Question 39.4: The Pole-in-the-Barn Paradox The twin paradox, discussed ear......

Conceptualize From your everyday experience, you would be surprised to see a 15-m pole fit inside a 10 -m barn, but we are becoming used to surprising results in relativistic situations.

Categorize The pole is in motion with respect to the ground observer so that the observer measures its length to be contracted, whereas the stationary barn has a proper length of 10 \mathrm{~m}. We categorize this example as a length contraction problem.

Analyze Use Equation 39.9

L=\frac{L_p}{\gamma}=L_p \sqrt{1-\frac{v^{2}}{c^{2}}}  (39.9)

to find the contracted length of the pole according to the ground observer:

L_{\text {pole }}=L_{p} \sqrt{1-\frac{v^{2}}{c^{2}}}=(15 \mathrm{~m}) \sqrt{1-(0.75)^{2}}=9.9 \mathrm{~m}

Therefore, the ground observer measures the pole to be slightly shorter than the barn and there is no problem with momentarily capturing the pole inside it. The “paradox” arises when we consider the runner’s point of view.

Use Equation 39.9 to find the contracted length of the barn according to the running observer:

L_{\text {barn }}=L_{p} \sqrt{1-\frac{v^{2}}{c^{2}}}=(10 \mathrm{~m}) \sqrt{1-(0.75)^{2}}=6.6 \mathrm{~m}

Because the pole is in the rest frame of the runner, the runner measures it to have its proper length of 15 \mathrm{~m}. Now the situation looks even worse: how can a 15-m pole fit inside a 6.6-m barn? Although this question is the classic one that is often asked, it is not the question we have asked because it is not the important one. We asked, “Does the runner make it safely through the barn?”

The resolution of the “paradox” lies in the relativity of simultaneity. The closing of the two doors is measured to be simultaneous by the ground observer. Because the doors are at different positions, however, they do not close simultaneously as measured by the runner. The rear door closes and then opens first, allowing the leading end of the pole to exit. The front door of the barn does not close until the trailing end of the pole passes by.

We can analyze this “paradox” using a space-time graph. Figure 39.12 \mathrm{a} is a space-time graph from the ground observer’s point of view. We choose x=0 as the position of the front doorway of the barn and t=0 as the instant at which the leading end of the pole is located at the front doorway of the barn. The world-lines for the two doorways of the barn are separated by 10 \mathrm{~m} and are vertical because the barn is not moving relative to this observer. For the pole, we follow two tilted worldlines, one for each end of the moving pole. These world-lines are 9.9 \mathrm{~m} apart horizontally, which is the contracted length seen by the ground observer. As seen in Figure 39.12a, the pole is entirely within the barn at some time. Figure 39.12 \mathrm{~b} shows the space-time graph according to the runner. Here, the world-lines for the pole are separated by 15 \mathrm{~m} and are vertical because the pole is at rest in the runner’s frame of reference. The barn is hurtling toward the runner, so the world-lines for the front and rear doorways of the barn are tilted to the left. The world-lines for the barn are separated by 6.6 \mathrm{~m}, the contracted length as seen by the runner. The leading end of the pole leaves the rear doorway of the barn long before the trailing end of the pole enters the barn. Therefore, the opening of the rear door occurs before the closing of the front door.
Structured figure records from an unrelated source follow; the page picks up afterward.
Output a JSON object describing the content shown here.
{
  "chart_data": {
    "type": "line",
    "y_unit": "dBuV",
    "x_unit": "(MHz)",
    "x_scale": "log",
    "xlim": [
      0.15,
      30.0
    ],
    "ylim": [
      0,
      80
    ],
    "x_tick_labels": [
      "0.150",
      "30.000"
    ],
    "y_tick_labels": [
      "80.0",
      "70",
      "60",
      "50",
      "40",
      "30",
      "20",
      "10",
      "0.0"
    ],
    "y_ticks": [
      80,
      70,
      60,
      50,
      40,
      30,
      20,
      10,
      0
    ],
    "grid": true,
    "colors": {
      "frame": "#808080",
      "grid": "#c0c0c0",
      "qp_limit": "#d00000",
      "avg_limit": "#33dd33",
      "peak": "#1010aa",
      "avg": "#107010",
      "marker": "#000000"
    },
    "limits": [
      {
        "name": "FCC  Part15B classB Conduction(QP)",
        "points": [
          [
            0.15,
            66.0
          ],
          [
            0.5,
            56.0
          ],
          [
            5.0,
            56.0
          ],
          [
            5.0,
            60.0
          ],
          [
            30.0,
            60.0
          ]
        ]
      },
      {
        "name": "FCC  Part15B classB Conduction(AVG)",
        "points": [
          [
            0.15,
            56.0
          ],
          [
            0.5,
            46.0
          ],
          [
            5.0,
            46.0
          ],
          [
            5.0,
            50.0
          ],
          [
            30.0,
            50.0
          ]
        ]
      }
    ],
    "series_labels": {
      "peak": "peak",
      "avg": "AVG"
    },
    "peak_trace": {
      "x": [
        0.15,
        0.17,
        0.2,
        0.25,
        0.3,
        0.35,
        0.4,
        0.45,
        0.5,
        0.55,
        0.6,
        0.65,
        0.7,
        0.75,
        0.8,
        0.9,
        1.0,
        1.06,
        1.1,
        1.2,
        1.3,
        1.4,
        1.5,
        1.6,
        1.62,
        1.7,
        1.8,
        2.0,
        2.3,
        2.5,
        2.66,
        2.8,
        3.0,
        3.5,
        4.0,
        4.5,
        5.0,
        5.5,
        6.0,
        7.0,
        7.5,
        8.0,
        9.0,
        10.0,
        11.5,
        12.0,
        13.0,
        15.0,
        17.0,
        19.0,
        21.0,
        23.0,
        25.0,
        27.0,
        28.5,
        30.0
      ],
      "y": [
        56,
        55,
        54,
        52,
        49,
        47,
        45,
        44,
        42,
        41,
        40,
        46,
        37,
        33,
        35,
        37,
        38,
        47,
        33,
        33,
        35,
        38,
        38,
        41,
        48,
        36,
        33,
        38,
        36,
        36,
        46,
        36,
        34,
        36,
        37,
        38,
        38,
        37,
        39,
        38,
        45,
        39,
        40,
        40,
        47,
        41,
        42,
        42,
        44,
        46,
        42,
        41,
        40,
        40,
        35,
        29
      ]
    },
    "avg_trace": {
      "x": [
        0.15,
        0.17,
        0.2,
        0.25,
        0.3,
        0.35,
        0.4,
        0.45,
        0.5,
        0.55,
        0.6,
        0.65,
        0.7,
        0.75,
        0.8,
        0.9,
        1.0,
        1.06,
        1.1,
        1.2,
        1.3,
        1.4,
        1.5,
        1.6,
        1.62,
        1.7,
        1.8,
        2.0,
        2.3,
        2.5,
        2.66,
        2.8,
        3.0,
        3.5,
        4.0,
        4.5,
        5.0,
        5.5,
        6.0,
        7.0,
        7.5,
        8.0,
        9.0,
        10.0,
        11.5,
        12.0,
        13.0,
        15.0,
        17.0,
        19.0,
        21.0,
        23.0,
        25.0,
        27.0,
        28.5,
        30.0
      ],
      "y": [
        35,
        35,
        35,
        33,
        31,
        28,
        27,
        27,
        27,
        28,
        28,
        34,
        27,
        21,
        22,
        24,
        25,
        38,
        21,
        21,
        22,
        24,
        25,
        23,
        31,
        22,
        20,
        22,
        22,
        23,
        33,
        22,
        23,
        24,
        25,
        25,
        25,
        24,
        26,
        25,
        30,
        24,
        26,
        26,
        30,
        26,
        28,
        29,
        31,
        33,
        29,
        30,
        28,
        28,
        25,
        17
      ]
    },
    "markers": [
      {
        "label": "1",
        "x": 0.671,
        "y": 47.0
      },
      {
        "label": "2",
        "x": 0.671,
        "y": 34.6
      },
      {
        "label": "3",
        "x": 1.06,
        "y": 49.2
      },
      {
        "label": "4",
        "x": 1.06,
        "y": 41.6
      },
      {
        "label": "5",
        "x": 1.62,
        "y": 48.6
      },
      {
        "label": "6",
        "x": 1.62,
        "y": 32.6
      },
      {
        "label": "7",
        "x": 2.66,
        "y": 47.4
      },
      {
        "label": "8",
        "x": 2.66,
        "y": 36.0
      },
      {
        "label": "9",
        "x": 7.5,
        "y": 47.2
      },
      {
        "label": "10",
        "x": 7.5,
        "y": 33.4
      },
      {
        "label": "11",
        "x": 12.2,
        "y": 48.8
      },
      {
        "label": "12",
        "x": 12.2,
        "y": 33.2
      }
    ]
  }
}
From the ground observer’s point of view, use the particle under constant velocity model to find the time after t=0 at which the trailing end of the pole enters the barn:

(1) t=\frac{\Delta x}{v}=\frac{9.9 \mathrm{~m}}{0.75 c}=\frac{13.2 \mathrm{~m}}{c}

From the runner’s point of view, use the particle under constant velocity model to find the time at which the leading end of the pole leaves the barn:

(2) t=\frac{\Delta x}{v}=\frac{6.6 \mathrm{~m}}{0.75 c}=\frac{8.8 \mathrm{~m}}{c}

Find the time at which the trailing end of the pole enters the front door of the barn:

(3) t=\frac{\Delta x}{v}=\frac{15 \mathrm{~m}}{0.75 c}=\frac{20 \mathrm{~m}}{c}

Finalize From Equation (1), the pole should be completely inside the barn at a time corresponding to c t=13.2 m. This situation is consistent with the point on the c t axis in Figure 39.12 \mathrm{a} where the pole is inside the barn. From Equation (2), the leading end of the pole leaves the barn at c t=8.8 \mathrm{~m}. This situation is consistent with the point on the c t axis in Figure 39.12 \mathrm{~b} where the rear doorway of the barn arrives at the leading end of the pole. Equation (3) gives c t=20 m, which agrees with the instant shown in Figure 39.12 \mathrm{~b} at which the front doorway of the barn arrives at the trailing end of the pole.